Mum's the word mate.
Happy New Year!
Great example Roger,
Another way to look at this is an active investor who took defensive action in 2008 and went down by 1/2. In that case using your numbers his portfolio would be worth about 107k, slightly better than the passive return, with much less volatility. Not likely he would have done something stupid at the bottom.
While pursuing a field biology degree I discovered the notion of species I had previously learned was off base. As the evolutionary biologist Ernst Mayr phrased it (back in the 1940's I was chagrined to discover): "For the typologist, the type (eidos) is real and the variation an illusion, while for the populationist the type (average) is an abstraction and only the variation is real. No two ways of looking at nature could be more different." A species is a cluster of lesser genetic variance within a field of greater variance at a given moment in time rather than an actual reproductively defined entity? Sheeit, now you tell me!
IAC approaching the markets as a populationist means you tend to view averages as measures of momentum and direction rather than a more or less stable central tendency and reversion to the mean refers to granularity (coarseness) of measurement and pattern of directionality over different time-spans rather than any fundamental property of the system.
IOW an 'above average' investor can lose more than they make over an investing lifetime, a 'below average' investor can make more than they lose, and vice versa for both; it depends on what, when and where analysis occurs. The notion of "zero sum" only makes sense in regards to individual interactions at specific moments in time; it is the real, risk-adjusted ROI of all such interactions that translates as wealth over a lifespan.
Let's hear a cheer for the tortoise!
I went to a corporate meeting held by Vanguard about our 401K's. They are still espousing buy and hold index funds, with a disregard to yield curves, inflation, and even your investment horizon. They did not present the past five or seven year return on the S&P 500, just the year to date. See how good index funds are?(ahem, to steal Rogers line).
I agree with 6:51AM. Most folks spend little or no time on their retirement planning, and simply follow the spin they hear the most. Look at the mean age of part time folks at the big box stores. It tells how many retirements are properly funded.

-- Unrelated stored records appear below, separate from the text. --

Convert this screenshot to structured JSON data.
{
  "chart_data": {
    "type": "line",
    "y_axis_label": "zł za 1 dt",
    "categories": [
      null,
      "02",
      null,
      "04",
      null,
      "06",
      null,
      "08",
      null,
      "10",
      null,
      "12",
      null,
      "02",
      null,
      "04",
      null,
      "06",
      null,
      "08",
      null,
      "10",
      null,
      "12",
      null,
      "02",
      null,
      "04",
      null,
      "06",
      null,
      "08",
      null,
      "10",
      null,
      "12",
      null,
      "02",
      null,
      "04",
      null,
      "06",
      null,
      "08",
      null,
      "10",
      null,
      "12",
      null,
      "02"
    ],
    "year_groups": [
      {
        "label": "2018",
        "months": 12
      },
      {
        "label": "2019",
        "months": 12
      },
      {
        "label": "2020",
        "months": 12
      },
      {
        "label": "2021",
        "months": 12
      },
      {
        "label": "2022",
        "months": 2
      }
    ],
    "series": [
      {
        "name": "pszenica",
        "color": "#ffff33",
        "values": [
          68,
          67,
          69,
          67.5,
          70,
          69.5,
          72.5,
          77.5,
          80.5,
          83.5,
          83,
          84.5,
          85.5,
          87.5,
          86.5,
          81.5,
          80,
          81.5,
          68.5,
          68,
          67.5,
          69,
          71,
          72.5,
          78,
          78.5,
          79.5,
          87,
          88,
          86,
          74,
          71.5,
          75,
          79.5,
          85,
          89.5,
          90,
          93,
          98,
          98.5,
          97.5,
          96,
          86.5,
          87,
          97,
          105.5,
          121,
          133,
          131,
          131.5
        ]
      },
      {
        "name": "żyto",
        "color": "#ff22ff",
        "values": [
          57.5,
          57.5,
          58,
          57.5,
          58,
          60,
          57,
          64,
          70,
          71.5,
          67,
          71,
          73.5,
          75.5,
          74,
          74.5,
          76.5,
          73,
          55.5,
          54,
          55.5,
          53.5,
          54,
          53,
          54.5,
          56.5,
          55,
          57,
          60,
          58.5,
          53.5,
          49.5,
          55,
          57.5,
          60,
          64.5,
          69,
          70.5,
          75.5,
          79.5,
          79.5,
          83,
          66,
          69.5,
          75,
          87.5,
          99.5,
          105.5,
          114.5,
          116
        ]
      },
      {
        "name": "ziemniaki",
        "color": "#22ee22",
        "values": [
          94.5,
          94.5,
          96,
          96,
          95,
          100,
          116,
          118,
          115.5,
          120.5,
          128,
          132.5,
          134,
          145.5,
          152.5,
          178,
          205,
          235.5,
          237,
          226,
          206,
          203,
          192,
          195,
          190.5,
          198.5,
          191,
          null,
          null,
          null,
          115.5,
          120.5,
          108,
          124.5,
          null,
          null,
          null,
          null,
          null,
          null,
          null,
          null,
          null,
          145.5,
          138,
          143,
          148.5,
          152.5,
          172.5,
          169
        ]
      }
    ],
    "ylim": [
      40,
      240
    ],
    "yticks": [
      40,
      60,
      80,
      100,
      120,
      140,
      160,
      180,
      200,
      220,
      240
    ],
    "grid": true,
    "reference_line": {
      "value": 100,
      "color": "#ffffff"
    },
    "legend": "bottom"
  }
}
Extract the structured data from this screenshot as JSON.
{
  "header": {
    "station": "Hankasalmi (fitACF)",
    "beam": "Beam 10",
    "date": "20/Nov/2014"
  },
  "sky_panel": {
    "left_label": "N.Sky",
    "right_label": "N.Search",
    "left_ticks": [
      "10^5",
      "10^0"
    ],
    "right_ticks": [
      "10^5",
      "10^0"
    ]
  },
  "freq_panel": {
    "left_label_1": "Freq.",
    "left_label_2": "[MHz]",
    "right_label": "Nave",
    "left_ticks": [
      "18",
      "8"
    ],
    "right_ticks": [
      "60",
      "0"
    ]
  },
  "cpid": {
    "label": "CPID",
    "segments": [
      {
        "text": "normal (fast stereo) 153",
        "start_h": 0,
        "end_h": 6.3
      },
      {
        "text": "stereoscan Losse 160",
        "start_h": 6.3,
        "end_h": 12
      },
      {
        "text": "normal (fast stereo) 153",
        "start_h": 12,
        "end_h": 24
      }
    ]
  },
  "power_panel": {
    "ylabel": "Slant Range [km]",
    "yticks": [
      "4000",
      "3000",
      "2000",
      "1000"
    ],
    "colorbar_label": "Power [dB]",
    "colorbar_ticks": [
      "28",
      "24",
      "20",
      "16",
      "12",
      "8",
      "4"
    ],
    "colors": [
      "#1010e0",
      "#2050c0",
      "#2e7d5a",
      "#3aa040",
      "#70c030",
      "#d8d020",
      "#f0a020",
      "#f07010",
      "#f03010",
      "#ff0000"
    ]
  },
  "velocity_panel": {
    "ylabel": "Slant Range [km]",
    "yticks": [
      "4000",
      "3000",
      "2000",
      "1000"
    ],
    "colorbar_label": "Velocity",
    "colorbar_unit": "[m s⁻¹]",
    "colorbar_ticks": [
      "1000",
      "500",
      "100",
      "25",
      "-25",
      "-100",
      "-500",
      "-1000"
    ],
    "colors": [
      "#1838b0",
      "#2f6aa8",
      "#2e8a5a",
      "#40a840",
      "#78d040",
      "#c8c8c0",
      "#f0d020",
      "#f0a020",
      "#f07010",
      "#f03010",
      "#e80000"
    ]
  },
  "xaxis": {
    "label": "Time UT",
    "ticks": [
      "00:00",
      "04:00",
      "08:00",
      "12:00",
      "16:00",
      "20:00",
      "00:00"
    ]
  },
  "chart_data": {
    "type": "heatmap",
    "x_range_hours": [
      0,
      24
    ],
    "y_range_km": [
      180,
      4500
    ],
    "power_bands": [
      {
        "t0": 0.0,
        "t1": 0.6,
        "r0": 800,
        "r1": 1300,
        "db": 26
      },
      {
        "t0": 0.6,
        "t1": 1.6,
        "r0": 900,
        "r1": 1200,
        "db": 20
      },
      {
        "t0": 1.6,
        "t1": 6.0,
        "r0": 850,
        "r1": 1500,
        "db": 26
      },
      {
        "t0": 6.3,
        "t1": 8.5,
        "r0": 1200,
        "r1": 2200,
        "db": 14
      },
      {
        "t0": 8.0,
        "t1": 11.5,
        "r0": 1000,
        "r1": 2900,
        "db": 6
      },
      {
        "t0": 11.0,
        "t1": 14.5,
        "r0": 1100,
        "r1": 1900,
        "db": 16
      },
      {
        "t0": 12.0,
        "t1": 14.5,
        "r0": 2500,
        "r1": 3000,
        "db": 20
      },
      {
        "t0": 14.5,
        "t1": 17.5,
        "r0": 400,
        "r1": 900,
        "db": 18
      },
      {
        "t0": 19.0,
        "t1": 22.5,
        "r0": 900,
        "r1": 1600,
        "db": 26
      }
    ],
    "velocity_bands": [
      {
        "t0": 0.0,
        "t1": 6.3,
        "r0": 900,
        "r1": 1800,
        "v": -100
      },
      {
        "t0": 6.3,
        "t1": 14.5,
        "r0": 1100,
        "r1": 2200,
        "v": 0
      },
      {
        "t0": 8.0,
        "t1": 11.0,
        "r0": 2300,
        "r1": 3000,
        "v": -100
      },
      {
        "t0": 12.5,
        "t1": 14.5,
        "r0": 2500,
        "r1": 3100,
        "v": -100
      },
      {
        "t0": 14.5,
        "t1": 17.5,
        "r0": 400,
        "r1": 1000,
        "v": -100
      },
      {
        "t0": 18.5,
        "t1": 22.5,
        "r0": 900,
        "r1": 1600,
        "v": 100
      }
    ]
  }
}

Roger, one of the lessons I've learned at this blog is sometimes doing nothing is the right thing to do, and taking some money off the table reduces an emotional reaction to a normal down event. Thanks for the blog.
Sam
thank you Sam
In terms of judging the performance of the active manager, the outcome is mostly of little interest - precisely because of the skill vs luck question. However, if the manager was taking on very large relative risk, and were explicit about it before and during the underperformance cycle, and clients bought into it and stayed the course (the hardest thing to do), then you are most likely to conclude they have skill. Think GMO in the late 1990s and early part of this decade.
The key here is for he investor to define their objectives well, and then to invest their money with managers that understand and share those objectives (e.g. absolute vs relative returns).
This sort of thing crops up all over the place - for example, in comparing public versus private markets. If a PE manager returns -5% versus the S&P returning -10% over a long time period then I personally would be very disappointed. If the numbers were 15% and 20% rewspectively then I'd still be disappointed, but the high absolute returns would cushion the tears a little bit.